Colleague Zam said after the gameplay showcase that he felt strong “No Man’s Sky” and “The Outer Worlds” vibes. I also feel reminded of Star Citizen or Elite Dangerous. Still, Starfield does seem to have the Bethesda DNA we’ve come to love from the Elder Scrolls and Fallout series, especially when it comes to the mix of story focus and sandbox freedom.
I’m skeptical about the scope of the game though. Other SciFi titles have impressively proven in the past that procedurally generated universes can become very boring very quickly. I also think it would be extremely difficult to spread quests and tell cool stories across such a large universe, and lead the players to those quests and stories without feeling like they’re being taken by the hand all the time.

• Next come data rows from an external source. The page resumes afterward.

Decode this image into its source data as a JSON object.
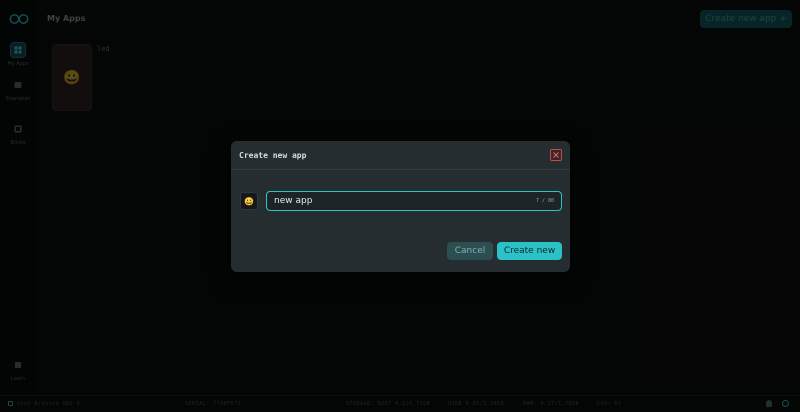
{
  "header": {
    "title": "My Apps",
    "create_button_label": "Create new app +"
  },
  "sidebar": {
    "items": [
      {
        "label": "My Apps",
        "icon": "grid-icon",
        "active": true
      },
      {
        "label": "Examples",
        "icon": "examples-icon",
        "active": false
      },
      {
        "label": "Bricks",
        "icon": "bricks-icon",
        "active": false
      }
    ],
    "bottom_item": {
      "label": "Learn",
      "icon": "book-icon"
    }
  },
  "apps": [
    {
      "name": "led",
      "emoji": "😀"
    }
  ],
  "statusbar": {
    "board": "UnoQ Arduino UNO Q",
    "serial": "SERIAL: 7740F673",
    "storage": "STORAGE: ROOT 4.2/6.72GB",
    "user": "USER 0.85/3.38GB",
    "ram": "RAM: 0.37/1.78GB",
    "cpu": "CPU: 6%"
  },
  "dialog": {
    "title": "Create new app",
    "emoji": "😀",
    "input_value": "new app",
    "char_count": "7 / 80",
    "cancel_label": "Cancel",
    "create_label": "Create new"
  },
  "colors": {
    "accent": "#2ac2c6",
    "close": "#c64b4b",
    "dialog_bg": "#262d31"
  }
}
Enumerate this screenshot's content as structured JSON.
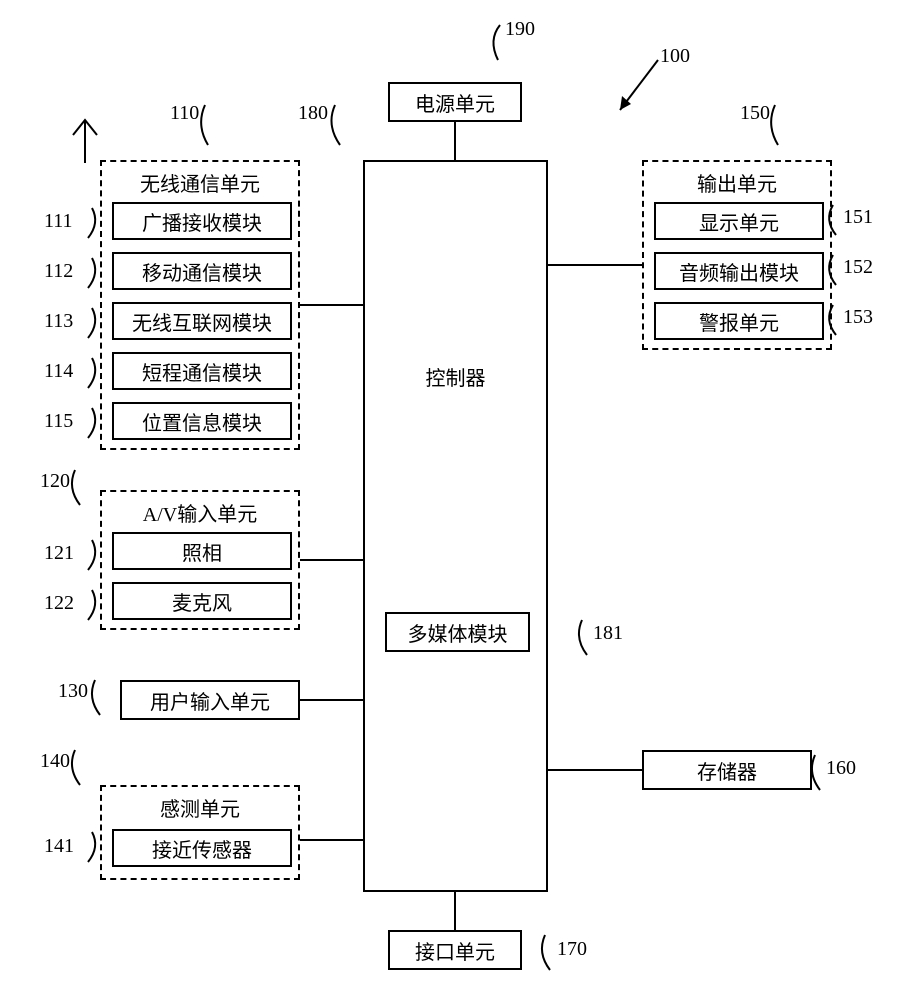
{
  "ref190": "190",
  "ref100": "100",
  "ref110": "110",
  "ref180": "180",
  "ref150": "150",
  "ref111": "111",
  "ref112": "112",
  "ref113": "113",
  "ref114": "114",
  "ref115": "115",
  "ref120": "120",
  "ref121": "121",
  "ref122": "122",
  "ref130": "130",
  "ref140": "140",
  "ref141": "141",
  "ref151": "151",
  "ref152": "152",
  "ref153": "153",
  "ref160": "160",
  "ref170": "170",
  "ref181": "181",
  "power_unit": "电源单元",
  "wireless_unit": "无线通信单元",
  "broadcast_module": "广播接收模块",
  "mobile_module": "移动通信模块",
  "wifi_module": "无线互联网模块",
  "short_range_module": "短程通信模块",
  "location_module": "位置信息模块",
  "av_input_unit": "A/V输入单元",
  "camera": "照相",
  "microphone": "麦克风",
  "user_input_unit": "用户输入单元",
  "sensing_unit": "感测单元",
  "proximity_sensor": "接近传感器",
  "controller": "控制器",
  "multimedia_module": "多媒体模块",
  "output_unit": "输出单元",
  "display_unit": "显示单元",
  "audio_output_module": "音频输出模块",
  "alarm_unit": "警报单元",
  "memory": "存储器",
  "interface_unit": "接口单元"
}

Because that’s exactly what the Bethesda RPGs are about: setting a goal for the next trip, only to be distracted by umpteen points of interest where something exciting or unforeseen happens. However, if the umpteenth planet in a row only offers dust, ash, ice and a few resources, then the fun of exploring could quickly be slowed down. I’m very excited to see how Bethesda will approach this challenge in detail. If they succeed, a SciFi hit awaits us next year. What about with you?